A green lease is the generic term used to describe a lease for commercial property that contains provisions dealing with energy, environmental, sustainability and social matters.
They are part of wider ESG (environmental, social and governance) and sustainability initiatives that have taken root across the real estate industry.
"There is no prescribed format or exhaustive list of things to be included and it is an evolving concept, but generally speaking green leases contain provisions and obligations on tenants and landlords setting out how the building is to be operated, occupied and managed in an environmentally and socially sustainable way," says Conor Treacy, partner in real estate department at law firm William Fry.
They can include obligations on tenants to maintain a building’s sustainable or energy performance certification, and typically provide for both parties to share data and work together to achieve and maintain certain standards.
“You have to do your due diligence and, if you are serious about ESG, you have to look at what the landlord is doing because the only way you can make a difference, either as a landlord or as a tenant, on this front is if all the partners work together,” he adds.
The best bet is to opt for a property built (or remediated) to international environmental standards such as BREEAM (Building Research Establishment Environmental Assessment Method) or the LEED (Leadership in Energy and Environmental Design). That way you have independent certification standing over the landlord’s claims.
Having such certification is increasingly a tool of competitive advantage as businesses look to lower their carbon footprint. If you’re a building owner these days you simply can’t expect to land major US multinational, or certain State bodies at home, if your building doesn’t align with their values, according to Treacy.
“That’s what gets you the tenant, and that’s what determines the asset value, and the rental value,” he says.
Innovations
Standards such as LEED do not just include things like lighting and heating, but additional elements such as air quality and noise pollution, as well as innovations such as green living roofs, rainfall harvesting. It even includes elements such as how many staff cycle to work, and the space available for them to park their bikes.
Institutional property investors such as pension funds all have very serious ESG policies too, which has also contributed to the proliferation of green leases at the higher end of property transaction values.
These will trickle down to every building over time, predicts Treacy, helped by European building regulations that will start with new developments.
While there is no prescribed standard at present, in the future there will be, he predicts.
In the meantime Ireland's property market is well positioned on that front thanks to the high proportion of US MNCs here. "Many of these US MNCs such as the Airbnbs and the Twitters have very ordered and deliberate policies on things like green leasing. We in Ireland have a chance to be international leaders in this space," he adds.

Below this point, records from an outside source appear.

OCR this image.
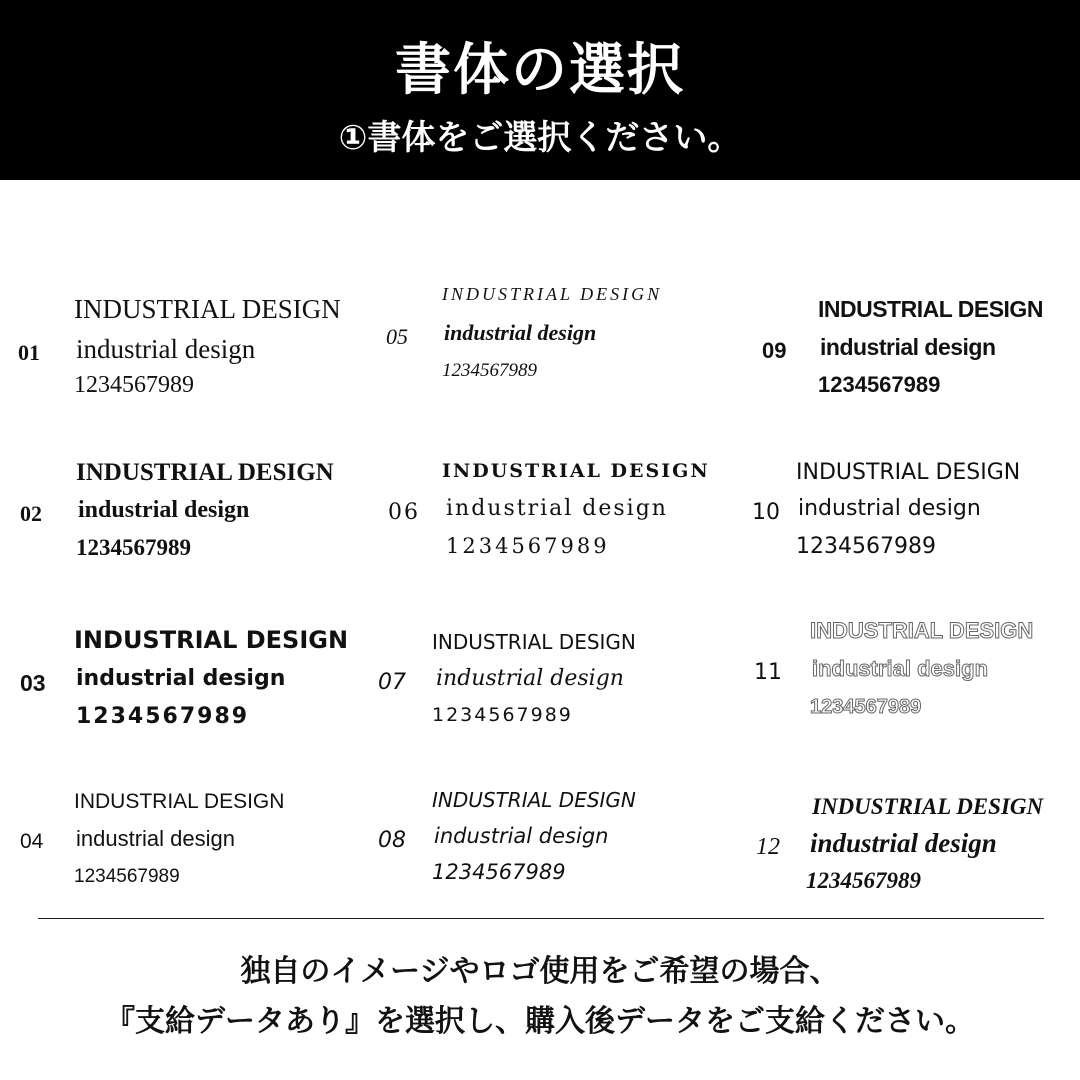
書体の選択
①書体をご選択ください。
01
INDUSTRIAL DESIGN
industrial design
1234567989
02
INDUSTRIAL DESIGN
industrial design
1234567989
03
INDUSTRIAL DESIGN
industrial design
1234567989
04
INDUSTRIAL DESIGN
industrial design
1234567989
05
INDUSTRIAL DESIGN
industrial design
1234567989
06
INDUSTRIAL DESIGN
industrial design
1234567989
07
INDUSTRIAL DESIGN
industrial design
1234567989
08
INDUSTRIAL DESIGN
industrial design
1234567989
09
INDUSTRIAL DESIGN
industrial design
1234567989
10
INDUSTRIAL DESIGN
industrial design
1234567989
11
INDUSTRIAL DESIGN
industrial design
1234567989
12
INDUSTRIAL DESIGN
industrial design
1234567989
独自のイメージやロゴ使用をご希望の場合、
『支給データあり』を選択し、購入後データをご支給ください。
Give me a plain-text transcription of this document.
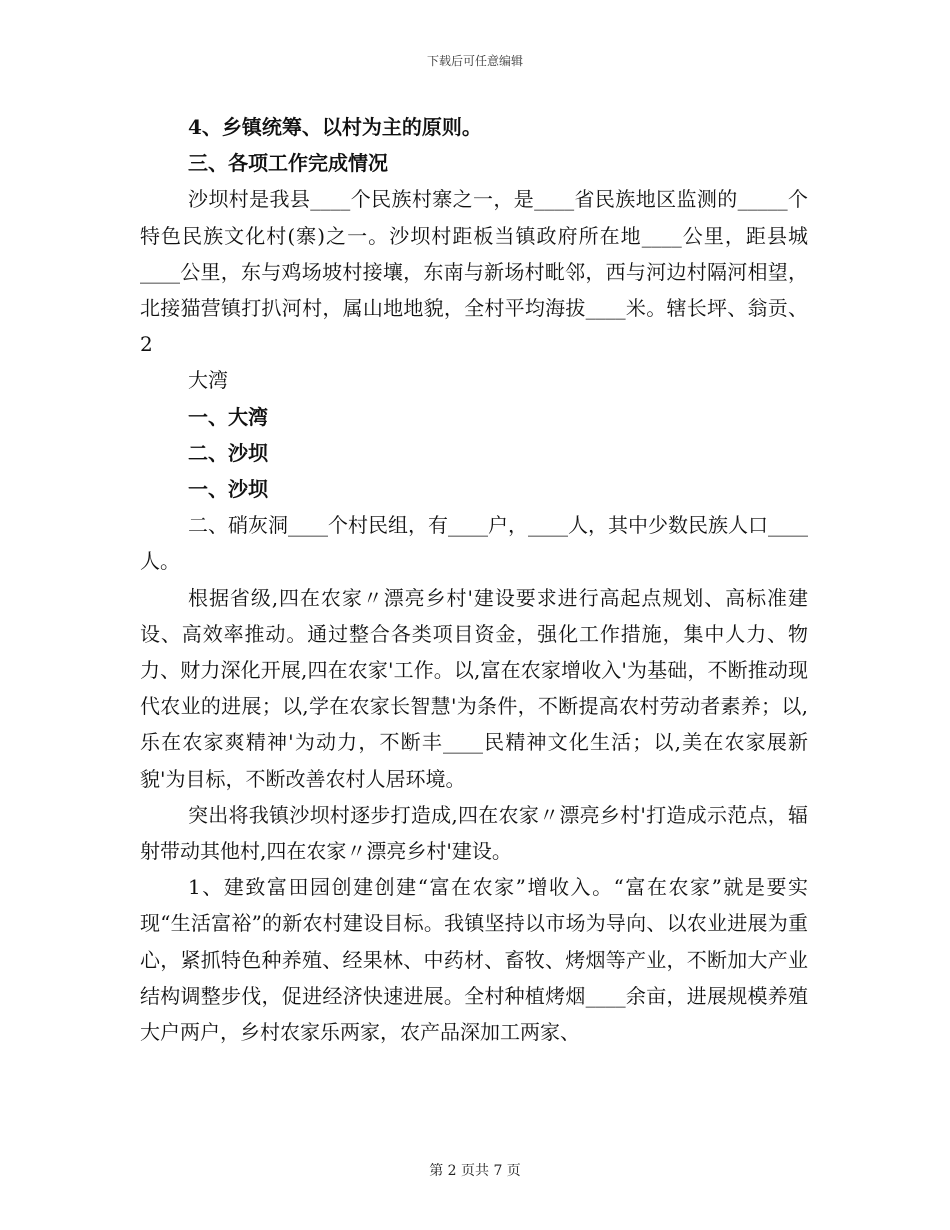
下载后可任意编辑

4、乡镇统筹、以村为主的原则。

三、各项工作完成情况

沙坝村是我县____个民族村寨之一，是____省民族地区监测的_____个特色民族文化村(寨)之一。沙坝村距板当镇政府所在地____公里，距县城____公里，东与鸡场坡村接壤，东南与新场村毗邻，西与河边村隔河相望，北接猫营镇打扒河村，属山地地貌，全村平均海拔____米。辖长坪、翁贡、2

大湾

一、大湾

二、沙坝

一、沙坝

二、硝灰洞____个村民组，有____户，____人，其中少数民族人口____人。

根据省级,四在农家〃漂亮乡村'建设要求进行高起点规划、高标准建设、高效率推动。通过整合各类项目资金，强化工作措施，集中人力、物力、财力深化开展,四在农家'工作。以,富在农家增收入'为基础，不断推动现代农业的进展；以,学在农家长智慧'为条件，不断提高农村劳动者素养；以,乐在农家爽精神'为动力，不断丰____民精神文化生活；以,美在农家展新貌'为目标，不断改善农村人居环境。

突出将我镇沙坝村逐步打造成,四在农家〃漂亮乡村'打造成示范点，辐射带动其他村,四在农家〃漂亮乡村'建设。

1、建致富田园创建创建“富在农家”增收入。“富在农家”就是要实现“生活富裕”的新农村建设目标。我镇坚持以市场为导向、以农业进展为重心，紧抓特色种养殖、经果林、中药材、畜牧、烤烟等产业，不断加大产业结构调整步伐，促进经济快速进展。全村种植烤烟____余亩，进展规模养殖大户两户，乡村农家乐两家，农产品深加工两家、

第 2 页共 7 页
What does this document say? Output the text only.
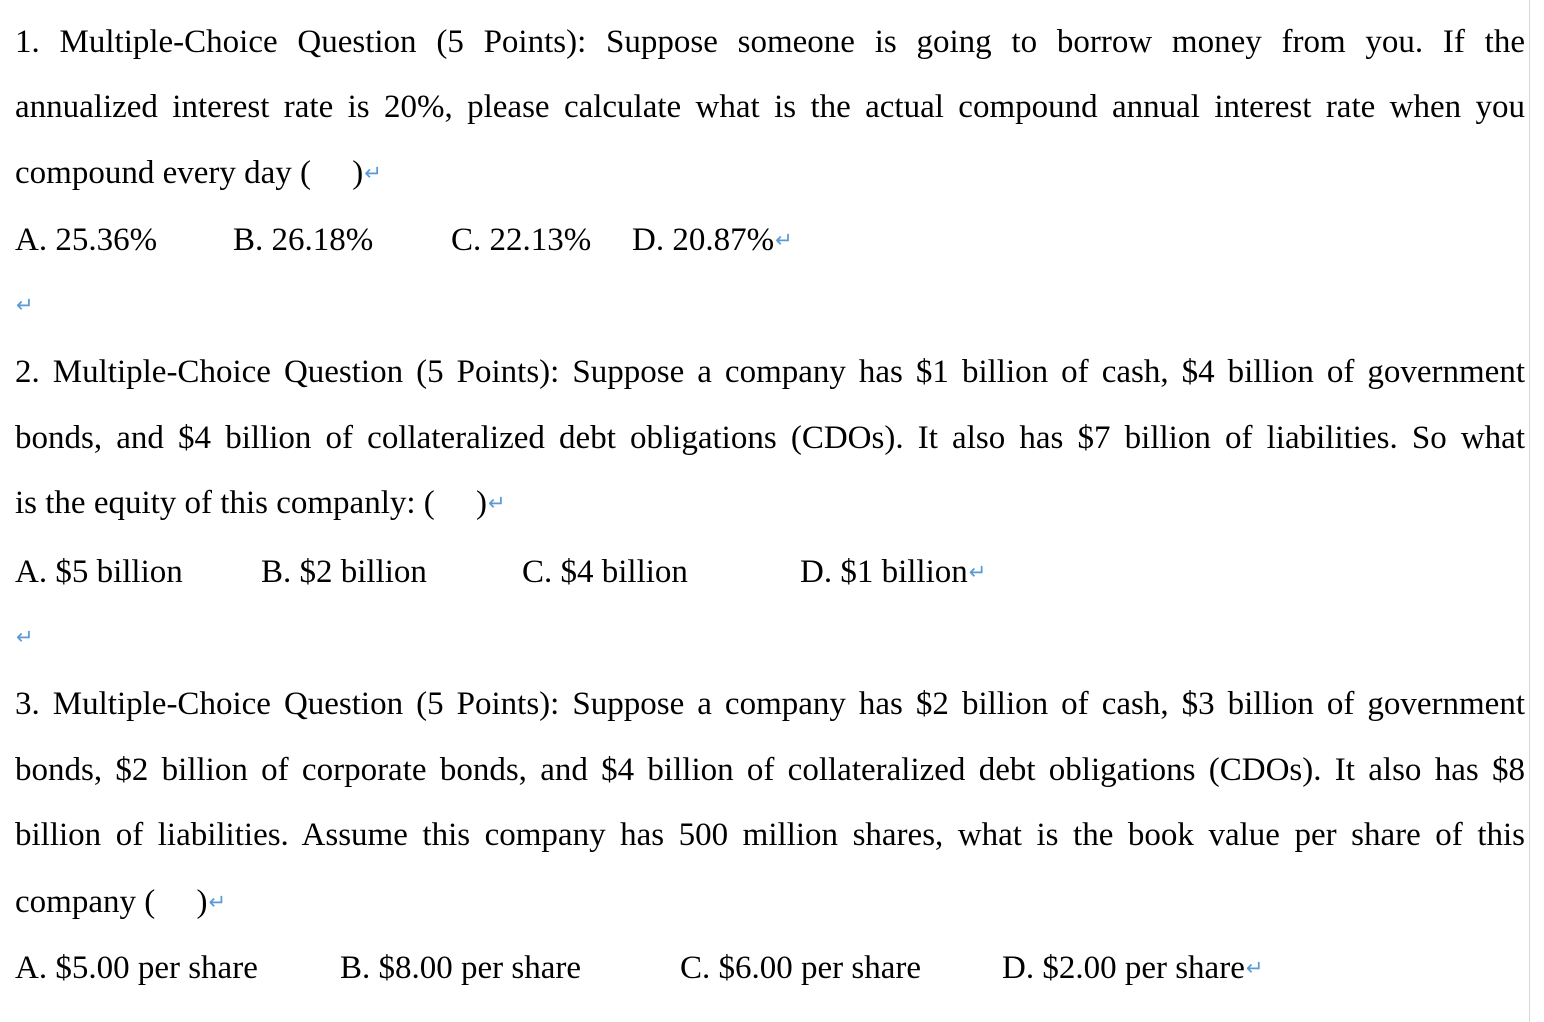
1. Multiple-Choice Question (5 Points): Suppose someone is going to borrow money from you. If the
annualized interest rate is 20%, please calculate what is the actual compound annual interest rate when you
compound every day (     )↵
A. 25.36% B. 26.18% C. 22.13% D. 20.87%↵
↵
2. Multiple-Choice Question (5 Points): Suppose a company has $1 billion of cash, $4 billion of government
bonds, and $4 billion of collateralized debt obligations (CDOs). It also has $7 billion of liabilities. So what
is the equity of this companly: (     )↵
A. $5 billion B. $2 billion	C. $4 billion	D. $1 billion↵
↵
3. Multiple-Choice Question (5 Points): Suppose a company has $2 billion of cash, $3 billion of government
bonds, $2 billion of corporate bonds, and $4 billion of collateralized debt obligations (CDOs). It also has $8
billion of liabilities. Assume this company has 500 million shares, what is the book value per share of this
company (     )↵
A. $5.00 per share B. $8.00 per share	C. $6.00 per share D. $2.00 per share↵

Green leases have a role to play as part of the wider green financing boom, according to Grit Young, M&A partner, EY Ireland.
For investors leasing returns are generally stable, making them particularly attractive to pension funds. With green leases “you are investing in something that benefits the planet as well”, she says.
“People want to understand that they are doing the right thing for the planet, both as individuals and as institutional investors.”
The latter are moving to diversify away from brown and polluting sectors, helped by fear of government actions, such as levies which may be coming down the tracks for such polluting activities, which perhaps they hadn’t factored into their forecasts previously.
Financial services institutions are worried about the possibility of a financial crisis caused by climate change. If 90 per cent of your property is polluting, that’s a poor strategy right now, says Young .
Right projects
Billions of euro worth of green bonds are being raised and although it is a “drop in the ocean” in terms of what is required to combat climate change, finding the right projects to invest in is difficult, she says.
Right now demand far outstrips supply. For tenants vying to secure long-term green leases that might give rise to risk, she cautions. Some green equipment is still relatively immature, and has not had time to be fully tested over time and in use. “It’s really important to do your due diligence beforehand to ensure you are not paying too much,” she advises.
Moreover if governments do not move from a financial point of view in the way they are expected to, such assets may not look so good anymore. If Brexit and Covid have shown us anything it’s that we really have no idea what is around the corner.
The value of any business is assessed on the basis of its ability to generate cash in the future, and the amount of risk around that cash generation.
Right now a polluting company’s cash-generation ability will be significantly greater than that of a greener rival which takes significant steps to mitigate pollution, say Young. However, if you anticipate levies, then your polluting rival’s cash-generation prospects will go down while yours go up.
“It would be unwise to overlook the financial dimension. It should be yield plus environmental benefit,” says Young. “Sometimes you can forget the yield if the environmental benefit is so great, but you should be thinking of both.”